What major changes have you seen in ELT since you started in the profession? Have all the changes been positive?
I have been fortunate (?) to have lived through one of the major transformations in thinking/practice in ELT. When I came in, in 1962, the situational/structural paradigm held sway. There were relatively few materials to speak of. We were under the influence of Palmer, Daniel Jones, Firth and Hornby. Within a decade or so, everything was changing. The Chomskyan revolution had come (and gone?), Wilkins and the Threshold level had taken hold, and the new communicative wave was on the brink of unfurling.

There have, of course, been excesses in the movement for more communicative methods of teaching. But this is no doubt inevitable. In any case, teachers have a way of mediating new ideas in their own way!

On Teaching

In an earlier interview, Mario Rinvolucri credits Alan Duff and you for starting the 'wave' of teacher's resource books back in the 70's. To what extent do you think the ideas and activities contained in your books have contributed to teaching methodology in the last 20 years?
I think the ideas put about by some of the books I wrote with Alan Duff, back in the 1970s and early 80s have made a positive contribution to the field. It is difficult to quantify this however. I think we opened a window on possibilities hitherto not available. Some teachers flew through that window; others preferred not to look out. As far as the development of resource books is concerned (like the 'Oxford Resource Books for Teachers' series), I think these offer a bank of materials based on the combined experience of a number of 'master teachers' which many teachers worldwide find useful.

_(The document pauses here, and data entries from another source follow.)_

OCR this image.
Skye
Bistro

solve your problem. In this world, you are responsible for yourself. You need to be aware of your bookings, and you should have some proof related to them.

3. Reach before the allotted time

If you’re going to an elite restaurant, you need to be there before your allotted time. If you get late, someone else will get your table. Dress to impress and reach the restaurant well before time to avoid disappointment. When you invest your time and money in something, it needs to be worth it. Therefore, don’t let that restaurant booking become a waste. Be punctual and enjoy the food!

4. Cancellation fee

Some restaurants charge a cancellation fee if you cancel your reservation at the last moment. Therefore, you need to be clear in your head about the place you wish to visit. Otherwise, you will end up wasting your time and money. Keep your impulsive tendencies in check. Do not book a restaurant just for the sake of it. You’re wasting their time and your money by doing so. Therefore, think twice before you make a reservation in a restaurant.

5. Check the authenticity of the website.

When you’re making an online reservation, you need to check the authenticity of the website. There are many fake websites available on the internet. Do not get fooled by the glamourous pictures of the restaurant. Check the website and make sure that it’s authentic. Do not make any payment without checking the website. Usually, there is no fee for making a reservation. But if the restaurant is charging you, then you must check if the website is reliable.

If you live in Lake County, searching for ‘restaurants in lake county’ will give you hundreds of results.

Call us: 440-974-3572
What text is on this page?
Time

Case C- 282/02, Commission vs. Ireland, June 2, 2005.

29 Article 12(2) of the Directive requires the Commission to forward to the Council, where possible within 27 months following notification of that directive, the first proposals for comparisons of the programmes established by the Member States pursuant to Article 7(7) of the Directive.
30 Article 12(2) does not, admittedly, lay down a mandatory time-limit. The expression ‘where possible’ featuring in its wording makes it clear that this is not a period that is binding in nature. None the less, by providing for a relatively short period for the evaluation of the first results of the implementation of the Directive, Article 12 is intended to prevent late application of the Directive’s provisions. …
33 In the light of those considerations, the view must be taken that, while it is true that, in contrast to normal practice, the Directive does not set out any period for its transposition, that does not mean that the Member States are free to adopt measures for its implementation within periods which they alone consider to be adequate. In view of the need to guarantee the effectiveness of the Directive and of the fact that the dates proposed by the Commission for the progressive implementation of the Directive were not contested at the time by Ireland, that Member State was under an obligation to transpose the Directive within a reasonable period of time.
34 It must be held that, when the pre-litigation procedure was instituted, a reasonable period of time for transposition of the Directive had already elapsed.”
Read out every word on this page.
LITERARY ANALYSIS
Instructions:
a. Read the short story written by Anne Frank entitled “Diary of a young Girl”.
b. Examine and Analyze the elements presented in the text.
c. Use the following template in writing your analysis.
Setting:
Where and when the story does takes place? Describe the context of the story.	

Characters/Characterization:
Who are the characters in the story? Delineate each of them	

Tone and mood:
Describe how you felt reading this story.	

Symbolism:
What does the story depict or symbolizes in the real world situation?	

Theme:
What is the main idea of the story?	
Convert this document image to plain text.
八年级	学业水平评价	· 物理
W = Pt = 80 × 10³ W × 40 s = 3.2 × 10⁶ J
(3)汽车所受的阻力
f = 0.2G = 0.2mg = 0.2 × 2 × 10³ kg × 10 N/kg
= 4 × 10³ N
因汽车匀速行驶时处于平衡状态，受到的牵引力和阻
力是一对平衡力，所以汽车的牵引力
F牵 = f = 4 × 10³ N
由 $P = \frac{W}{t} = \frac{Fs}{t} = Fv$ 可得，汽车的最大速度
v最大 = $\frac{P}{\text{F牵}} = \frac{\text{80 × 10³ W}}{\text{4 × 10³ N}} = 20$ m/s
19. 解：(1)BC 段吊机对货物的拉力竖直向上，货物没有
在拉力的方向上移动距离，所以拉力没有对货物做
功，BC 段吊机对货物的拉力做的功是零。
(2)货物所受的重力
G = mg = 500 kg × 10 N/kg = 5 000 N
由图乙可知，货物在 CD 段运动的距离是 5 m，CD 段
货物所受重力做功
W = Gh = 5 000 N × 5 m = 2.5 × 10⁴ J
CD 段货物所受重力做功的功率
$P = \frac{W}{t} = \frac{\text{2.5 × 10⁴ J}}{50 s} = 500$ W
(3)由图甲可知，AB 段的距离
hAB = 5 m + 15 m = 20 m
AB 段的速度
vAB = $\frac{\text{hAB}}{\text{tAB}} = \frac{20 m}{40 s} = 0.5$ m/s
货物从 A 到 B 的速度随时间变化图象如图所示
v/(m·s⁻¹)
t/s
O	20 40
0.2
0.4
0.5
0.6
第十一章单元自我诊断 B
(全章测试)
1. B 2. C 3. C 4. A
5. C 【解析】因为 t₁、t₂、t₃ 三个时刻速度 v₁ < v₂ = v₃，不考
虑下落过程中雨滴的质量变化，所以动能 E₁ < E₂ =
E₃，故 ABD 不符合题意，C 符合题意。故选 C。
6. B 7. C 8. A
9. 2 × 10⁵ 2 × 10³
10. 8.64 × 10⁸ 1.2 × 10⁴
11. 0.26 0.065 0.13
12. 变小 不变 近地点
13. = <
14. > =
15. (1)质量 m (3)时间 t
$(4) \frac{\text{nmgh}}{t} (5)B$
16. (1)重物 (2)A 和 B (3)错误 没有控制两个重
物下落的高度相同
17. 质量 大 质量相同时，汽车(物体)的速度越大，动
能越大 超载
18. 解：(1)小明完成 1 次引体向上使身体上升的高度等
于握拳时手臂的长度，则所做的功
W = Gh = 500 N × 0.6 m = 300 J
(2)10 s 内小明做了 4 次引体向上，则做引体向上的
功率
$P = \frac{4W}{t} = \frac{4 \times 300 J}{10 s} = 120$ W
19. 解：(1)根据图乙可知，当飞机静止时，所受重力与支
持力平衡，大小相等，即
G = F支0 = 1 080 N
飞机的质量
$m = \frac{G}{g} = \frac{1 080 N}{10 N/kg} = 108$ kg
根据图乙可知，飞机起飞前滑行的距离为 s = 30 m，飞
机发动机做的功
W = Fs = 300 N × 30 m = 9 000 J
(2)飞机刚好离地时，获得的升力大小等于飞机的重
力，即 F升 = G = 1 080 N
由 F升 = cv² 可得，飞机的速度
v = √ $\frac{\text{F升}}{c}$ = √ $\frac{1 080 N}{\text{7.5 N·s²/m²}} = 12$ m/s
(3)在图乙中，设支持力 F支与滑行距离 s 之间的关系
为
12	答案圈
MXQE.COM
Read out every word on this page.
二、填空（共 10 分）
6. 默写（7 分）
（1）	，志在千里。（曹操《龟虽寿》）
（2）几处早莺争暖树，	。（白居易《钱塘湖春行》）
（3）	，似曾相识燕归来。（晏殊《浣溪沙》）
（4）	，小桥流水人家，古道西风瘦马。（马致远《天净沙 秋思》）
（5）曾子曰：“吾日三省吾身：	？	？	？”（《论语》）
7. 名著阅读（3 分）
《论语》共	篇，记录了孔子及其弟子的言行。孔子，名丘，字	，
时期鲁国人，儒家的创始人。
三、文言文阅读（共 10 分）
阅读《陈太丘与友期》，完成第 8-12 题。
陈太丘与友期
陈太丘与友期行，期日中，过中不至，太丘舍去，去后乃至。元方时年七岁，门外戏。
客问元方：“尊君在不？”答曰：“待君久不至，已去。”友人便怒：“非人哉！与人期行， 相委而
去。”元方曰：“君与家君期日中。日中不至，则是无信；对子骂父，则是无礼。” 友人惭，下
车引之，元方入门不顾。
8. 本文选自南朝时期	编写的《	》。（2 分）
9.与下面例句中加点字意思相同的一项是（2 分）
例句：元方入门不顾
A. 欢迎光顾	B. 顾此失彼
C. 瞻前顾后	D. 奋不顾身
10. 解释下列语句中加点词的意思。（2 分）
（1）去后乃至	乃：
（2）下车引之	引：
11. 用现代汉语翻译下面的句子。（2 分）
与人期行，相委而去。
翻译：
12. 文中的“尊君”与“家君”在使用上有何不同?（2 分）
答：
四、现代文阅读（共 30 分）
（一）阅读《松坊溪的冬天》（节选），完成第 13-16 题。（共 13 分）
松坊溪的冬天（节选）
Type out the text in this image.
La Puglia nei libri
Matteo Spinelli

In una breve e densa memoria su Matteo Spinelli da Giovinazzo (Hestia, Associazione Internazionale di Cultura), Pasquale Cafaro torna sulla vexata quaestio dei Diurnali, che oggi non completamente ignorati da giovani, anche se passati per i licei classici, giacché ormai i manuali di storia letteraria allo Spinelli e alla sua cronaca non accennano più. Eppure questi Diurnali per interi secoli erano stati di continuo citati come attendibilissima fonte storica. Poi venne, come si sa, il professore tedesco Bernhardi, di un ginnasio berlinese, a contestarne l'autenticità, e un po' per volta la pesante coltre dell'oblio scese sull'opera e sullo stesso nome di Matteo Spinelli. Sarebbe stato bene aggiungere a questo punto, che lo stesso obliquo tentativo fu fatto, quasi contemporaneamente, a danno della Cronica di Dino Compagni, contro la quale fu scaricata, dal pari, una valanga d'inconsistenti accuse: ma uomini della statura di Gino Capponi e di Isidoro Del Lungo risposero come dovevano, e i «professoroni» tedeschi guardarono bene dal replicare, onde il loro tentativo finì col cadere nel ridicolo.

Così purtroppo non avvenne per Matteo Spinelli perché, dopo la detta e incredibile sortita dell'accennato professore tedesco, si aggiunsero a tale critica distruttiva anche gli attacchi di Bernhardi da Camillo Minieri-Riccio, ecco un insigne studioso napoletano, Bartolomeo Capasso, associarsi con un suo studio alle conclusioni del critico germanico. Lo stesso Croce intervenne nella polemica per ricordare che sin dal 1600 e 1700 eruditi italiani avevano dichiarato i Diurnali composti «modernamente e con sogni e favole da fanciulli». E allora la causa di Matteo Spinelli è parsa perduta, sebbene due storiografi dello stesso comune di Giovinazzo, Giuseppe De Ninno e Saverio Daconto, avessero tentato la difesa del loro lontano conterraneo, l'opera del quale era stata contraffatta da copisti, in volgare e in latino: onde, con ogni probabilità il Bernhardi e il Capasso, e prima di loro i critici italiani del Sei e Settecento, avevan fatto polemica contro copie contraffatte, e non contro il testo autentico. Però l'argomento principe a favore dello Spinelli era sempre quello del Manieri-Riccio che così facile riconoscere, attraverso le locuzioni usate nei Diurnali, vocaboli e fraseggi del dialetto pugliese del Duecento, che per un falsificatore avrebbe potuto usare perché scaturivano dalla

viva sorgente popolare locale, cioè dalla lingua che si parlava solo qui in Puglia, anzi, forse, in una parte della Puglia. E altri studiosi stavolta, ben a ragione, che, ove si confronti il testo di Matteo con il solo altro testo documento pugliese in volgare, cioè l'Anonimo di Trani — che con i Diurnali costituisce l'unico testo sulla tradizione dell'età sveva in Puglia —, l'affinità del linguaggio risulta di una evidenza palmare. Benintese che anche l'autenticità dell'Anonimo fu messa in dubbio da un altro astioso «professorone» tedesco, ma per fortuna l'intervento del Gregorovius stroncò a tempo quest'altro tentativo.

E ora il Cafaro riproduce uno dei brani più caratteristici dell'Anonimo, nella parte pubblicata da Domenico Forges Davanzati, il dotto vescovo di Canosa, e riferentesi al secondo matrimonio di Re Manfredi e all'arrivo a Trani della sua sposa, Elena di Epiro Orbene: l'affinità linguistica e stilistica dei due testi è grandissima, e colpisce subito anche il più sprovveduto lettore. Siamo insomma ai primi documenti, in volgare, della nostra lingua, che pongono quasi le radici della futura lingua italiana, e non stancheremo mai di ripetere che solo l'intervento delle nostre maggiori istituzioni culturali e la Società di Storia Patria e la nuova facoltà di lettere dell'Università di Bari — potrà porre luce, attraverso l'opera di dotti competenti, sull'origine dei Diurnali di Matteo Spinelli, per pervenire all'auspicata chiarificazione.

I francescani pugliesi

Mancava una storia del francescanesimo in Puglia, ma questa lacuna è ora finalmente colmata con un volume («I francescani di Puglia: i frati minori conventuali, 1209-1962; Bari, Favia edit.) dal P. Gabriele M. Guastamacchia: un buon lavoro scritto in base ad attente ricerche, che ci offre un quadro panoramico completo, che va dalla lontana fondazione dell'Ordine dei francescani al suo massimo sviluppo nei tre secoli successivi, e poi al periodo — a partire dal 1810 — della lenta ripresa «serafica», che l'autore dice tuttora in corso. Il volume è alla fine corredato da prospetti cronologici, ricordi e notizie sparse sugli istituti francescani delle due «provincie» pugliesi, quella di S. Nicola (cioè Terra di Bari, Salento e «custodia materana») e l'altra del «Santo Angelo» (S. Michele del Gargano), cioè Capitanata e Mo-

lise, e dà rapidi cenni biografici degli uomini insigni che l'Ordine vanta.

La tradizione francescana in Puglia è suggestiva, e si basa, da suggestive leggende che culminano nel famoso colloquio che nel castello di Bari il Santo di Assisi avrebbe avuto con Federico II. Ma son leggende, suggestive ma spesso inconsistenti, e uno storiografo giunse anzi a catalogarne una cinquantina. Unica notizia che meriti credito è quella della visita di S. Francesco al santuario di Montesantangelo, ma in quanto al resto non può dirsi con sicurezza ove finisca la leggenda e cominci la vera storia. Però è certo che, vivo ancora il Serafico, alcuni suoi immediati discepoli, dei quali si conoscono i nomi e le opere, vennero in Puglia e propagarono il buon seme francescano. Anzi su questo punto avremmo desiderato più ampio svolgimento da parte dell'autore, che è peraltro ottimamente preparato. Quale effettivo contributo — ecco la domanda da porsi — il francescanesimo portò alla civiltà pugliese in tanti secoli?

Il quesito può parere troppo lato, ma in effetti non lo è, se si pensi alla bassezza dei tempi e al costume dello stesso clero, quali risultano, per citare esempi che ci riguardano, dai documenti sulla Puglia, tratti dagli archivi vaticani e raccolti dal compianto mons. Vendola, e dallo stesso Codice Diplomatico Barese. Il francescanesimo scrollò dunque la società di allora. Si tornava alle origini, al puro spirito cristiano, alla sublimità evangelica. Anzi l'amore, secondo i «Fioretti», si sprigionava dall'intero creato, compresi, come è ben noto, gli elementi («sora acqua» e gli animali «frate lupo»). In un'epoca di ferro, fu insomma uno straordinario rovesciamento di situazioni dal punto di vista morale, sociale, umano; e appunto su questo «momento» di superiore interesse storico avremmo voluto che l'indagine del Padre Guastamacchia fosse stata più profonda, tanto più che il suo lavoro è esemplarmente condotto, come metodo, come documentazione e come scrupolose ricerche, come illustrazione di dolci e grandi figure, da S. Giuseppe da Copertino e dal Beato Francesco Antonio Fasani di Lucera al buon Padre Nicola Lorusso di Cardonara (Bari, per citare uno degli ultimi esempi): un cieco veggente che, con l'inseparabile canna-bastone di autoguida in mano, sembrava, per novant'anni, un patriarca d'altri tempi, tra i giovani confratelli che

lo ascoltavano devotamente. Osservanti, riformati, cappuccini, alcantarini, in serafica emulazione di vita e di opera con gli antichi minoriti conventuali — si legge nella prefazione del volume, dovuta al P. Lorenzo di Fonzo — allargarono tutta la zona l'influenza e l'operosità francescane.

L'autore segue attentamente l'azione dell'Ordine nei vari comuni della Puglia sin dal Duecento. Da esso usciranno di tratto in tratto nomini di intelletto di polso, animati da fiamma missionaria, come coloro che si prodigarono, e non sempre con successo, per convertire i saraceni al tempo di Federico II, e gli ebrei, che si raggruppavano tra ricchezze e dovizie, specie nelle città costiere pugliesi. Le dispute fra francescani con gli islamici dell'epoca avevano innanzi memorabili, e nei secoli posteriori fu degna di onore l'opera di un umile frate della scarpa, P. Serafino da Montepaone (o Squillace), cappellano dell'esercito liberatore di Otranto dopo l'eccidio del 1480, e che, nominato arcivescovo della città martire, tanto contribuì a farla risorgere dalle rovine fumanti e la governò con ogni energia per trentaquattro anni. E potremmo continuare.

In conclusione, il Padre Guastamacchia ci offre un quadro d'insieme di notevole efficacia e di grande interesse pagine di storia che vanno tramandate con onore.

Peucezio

What aspect of ELT methodology are you interested in? What themes are you pursuing now?
a) The role of inner representations in acquiring language. I am thinking of visualization, rehearsal, inner speech etc. I think we have been led astray by SLA research, which I believe to be a blind alley, instead of looking more at psychological inquiry in the area of memory.

b) The role of the teacher as prime classroom resource: this leads to my concern with things like the way teachers use (misuse) their voices, the way they can create or destroy positive learning atmosphere, etc. I've just published a book with Macmillan entitled 'The Language Teacher's Voice', which articulates some of these concerns. After all, no matter what the method, it is the teachers who will make it work or not, as Stevick noted in his famous riddle many years ago.

c) I continue to pursue my interest in the use of literature as a language teaching resource. In particular, In am trying to incorporate texts drawn from the 'new' literatures in English (Inian, Singaporean, etc.) We have not yet realized quite what a rich field this is.

d) This links with my interest in writing original fiction for language learners. (What Bamford and Day term Language Learner Literature). I'm currently on my second 'novel' for the 'Cambridge Readers' Series, which only deals in originals.

e) Global issues. I am concerned about the way many of us assume that the spread of English is a benign and natural phenomenon. In fact, English has become the medium for some very nasty messages. Critical examination of the roles English plays in consumerism, the media, trivialization of our lives, etc. ought to be part of any course, I believe.